In Christianity, while it is true that following Christ may bring division, the Bible also teaches that believers should honor their parents and families (Ephesians 6:1-3). The Christian faith emphasizes reconciliation, love, and respect for family, even in the face of spiritual differences (Romans 12:18). The idea of alienation from one’s family for the sake of spiritual elevation is not a biblical concept and runs counter to the teachings of Christ, who calls His followers to love their neighbors, including family members.

Conclusion

The Ahmadi Religion of Peace and Light’s doctrine of “incarnations” is not compatible with the Christian faith. The idea of reincarnation or “soul transference,” as applied to figures like Imam Ali, Imam Hassan, Imam Hussein, and others, undermines the distinctiveness of each person’s divine purpose as taught in the Bible.

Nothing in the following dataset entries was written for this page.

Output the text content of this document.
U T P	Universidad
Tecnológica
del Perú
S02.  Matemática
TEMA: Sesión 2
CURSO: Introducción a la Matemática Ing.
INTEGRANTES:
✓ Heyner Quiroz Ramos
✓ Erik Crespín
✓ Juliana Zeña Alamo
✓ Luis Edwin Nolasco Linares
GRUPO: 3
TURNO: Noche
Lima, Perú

Christian theology teaches that Jesus Christ is the unique and final incarnation of God, and no other figure in history can fulfill His divine role. The doctrines of the Ahmadi Religion, including the belief in multiple Mahdis and the notion of the “incarnation” of prophets, are not supported by Scripture and are contrary to the central message of the Christian gospel.

As Christians, we affirm that Jesus Christ is the only Savior, and He alone fulfills all prophetic promises. No person or movement can replace or re-interpret His role in God’s redemptive plan. The idea of multiple incarnations or messianic figures, as seen in the teachings of the Ahmadi Religion of Peace and Light, is a distortion of biblical truth and represents a deviation from the Christian understanding of salvation history.